Quelques années avant déjà, en 1766, trentenaire, elle avait aimé le marquis de Mora, plus jeune aussi de dix ans. Tuberculeux, il retournait dans son pays en Espagne pour ses soins ; durant l’une de ses absences, Julie rencontre Guibert : ils sont amants en 1774.

Les lettres révèlent une passion amoureuse dont la force la ravit, entièrement dévolue au sentiment qui, à la fois, l’accable et la réjouit, partagée entre la douleur d’aimer et son bonheur.

Le spectacle révèle sa chute et sa fin, elle ferme son salon et se retire du monde, se réfugiant dans la solitude pour vivre au plus près du sentiment et en mourir : regard sur les ultimes années de sa vie où elle aime absolument et infiniment « avec excès, avec folie, transport et désespoir ».

Votre promesse s’est-elle envolée ? Où êtes-vous donc ? Sur les routes de Prusse ? De Silésie ? De Russie ? A Dresde ? Déjà à Berlin ? Votre fantaisie de parcourir l’Europe vous a-t-elle fait oublier Mademoiselle de Lespinasse ? L’Europe a sans doute de plus grands attraits qu’une femme qui se languit de vous.

La pièce est un long monologue de tourments où la pensée de la protagoniste va et vient sans cesse, déplorant l’absence ou l’indifférence de l’aimé tout en se rétractant ensuite, et lui pardonnant, se reconnaissant encline aux reproches – capacités à troubler et blesser son amant.

Elle éprouve du remords pour la mort de Mora alors qu’elle est la maîtresse de Guibert. Serait-il mort avec ce doute et cette intranquillité d’avoir été trompé ? Elle lui écrit d’autant qu’elle est seule.

Se joue un ballet d’ombres qui se répercute sur les murs – silhouettes bien reconnaissables dix-huitième – l’ombre de l’amant défunt ou celle de l’infidèle épousant une jeune aristocrate fortunée.

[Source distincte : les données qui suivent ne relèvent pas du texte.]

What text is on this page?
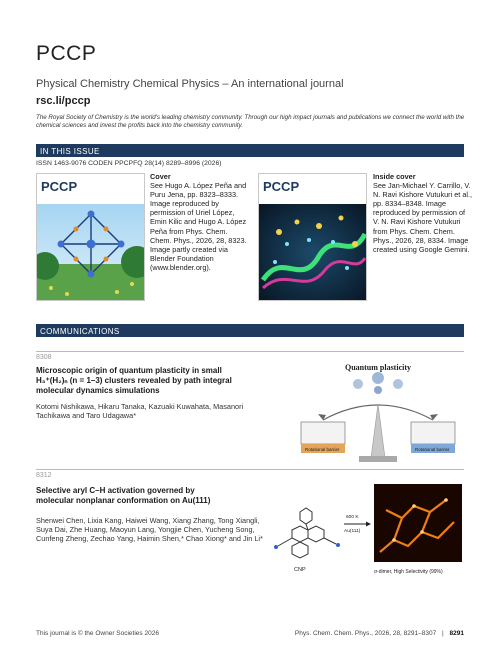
PCCP
Physical Chemistry Chemical Physics – An international journal
rsc.li/pccp
The Royal Society of Chemistry is the world's leading chemistry community. Through our high impact journals and publications we connect the world with the chemical sciences and invest the profits back into the chemistry community.
IN THIS ISSUE
ISSN 1463-9076 CODEN PPCPFQ 28(14) 8289–8996 (2026)
PCCP
Cover
See Hugo A. López Peña and Puru Jena, pp. 8323–8333. Image reproduced by permission of Uriel López, Emin Kilic and Hugo A. López Peña from Phys. Chem. Chem. Phys., 2026, 28, 8323. Image partly created via Blender Foundation (www.blender.org).
PCCP
Inside cover
See Jan-Michael Y. Carrillo, V. N. Ravi Kishore Vutukuri et al., pp. 8334–8348. Image reproduced by permission of V. N. Ravi Kishore Vutukuri from Phys. Chem. Chem. Phys., 2026, 28, 8334. Image created using Google Gemini.
COMMUNICATIONS
8308
Microscopic origin of quantum plasticity in small
H₃⁺(H₂)ₙ (n = 1–3) clusters revealed by path integral
molecular dynamics simulations
Kotomi Nishikawa, Hikaru Tanaka, Kazuaki Kuwahata, Masanori Tachikawa and Taro Udagawa*
Quantum plasticity
Rotational barrier	Rotational barrier
8312
Selective aryl C–H activation governed by
molecular nonplanar conformation on Au(111)
Shenwei Chen, Lixia Kang, Haiwei Wang, Xiang Zhang, Tong Xiangli, Suya Dai, Zhe Huang, Maoyun Lang, Yongjie Chen, Yucheng Song, Cunfeng Zheng, Zechao Yang, Haimin Shen,* Chao Xiong* and Jin Li*
CNP
600 K
Au(111)
σ-dimer, High Selectivity (99%)
This journal is © the Owner Societies 2026	Phys. Chem. Chem. Phys., 2026, 28, 8291–8307 | 8291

Les tourments de l’âme conduisent Julie à souffrir physiquement et à « décliner ». Femme du XVIII è siècle, elle n’en appartient pas moins au romantisme et à l’introspection, à l’exploration de la vie intime avant la psychanalyse, pressentant dans ses malheurs d’enfance ceux qui l’accablent dans la maturité.

Sur la scène, l’héroïne de la passion amoureuse, entre aveux et confidences, est interprétée par l’élégance, la grâce et la réserve pudique de Judith Henry dont on entend les moindres pensées murmurées, entre autres, via la voie épistolaire révélée par la sonorisation de la plume d’oie qui gratte le papier sans fin, sur des écritoires disposés çà et là, surgissant des murs, tels des tiroirs.

L’actrice porte une robe magnifique, inspirée du portrait peint par l’artiste Carmontelle. Elle se tient droite, arpentant l’espace de son refuge, se mouvant, silencieuse, d’un côté ou de l’autre de la pièce dont les murs, comme pour les écritoires déjà cités, laissent surgir des chandeliers et leur bougie, petites niches apparaissant par magie, qui s’ouvrent ou bien se ferment comme des tiroirs encastrés.
Sans oublier la cheminée de côté dont les flammes dorées ne sont pas visibles, mais dont on entend le crépitement du feu de bois qui brûle – métaphore d’une douleur et d’une souffrance silencieuses qui dévoilent la grande solitude d’une passion d’incandescence mortelle.

A côté de la voix off du narrateur, se fait entendre celle de Guibert, portée par l’acteur saillant Alain Fromager, et celle du spectre de Mora dont le fantôme investit l’espace de sa présence mystérieuse – image d’une conservation secrète entre l’amante et l’ex-amant défunt- : Manuel Garcie-Kilian traverse avec allure la scène, composant activement un tableau en mouvement, tenant un chandelier à la main qu’il approche de son visage en protégeant la flamme qui tremble.

Dans la pénombre – celle du coeur féminin et de son isolement -, une large fenêtre éclaire la pièce de ses pans de lumière, parfois des ombres apparaissent sur l’écran du mur de lointain, les moments égrainés d’un débat implicite intérieur qui s’obscurcit peu à peu et se tend par la maladie.

La musique au piano interprétée et enregistrée par Lawrence Lehrissey balance entre extraits de l’Orphée et Eurydice de Gluck et les vagues sonores d’engourdissement ou bien d’emportement.

Un spectacle sur l’art et la douleur d’aimer qui appartient plutôt à la femme, elle qui ne possède toujours que très peu, reconnaissons-lui cela : ce geste existentiel, sublime et infini de survie.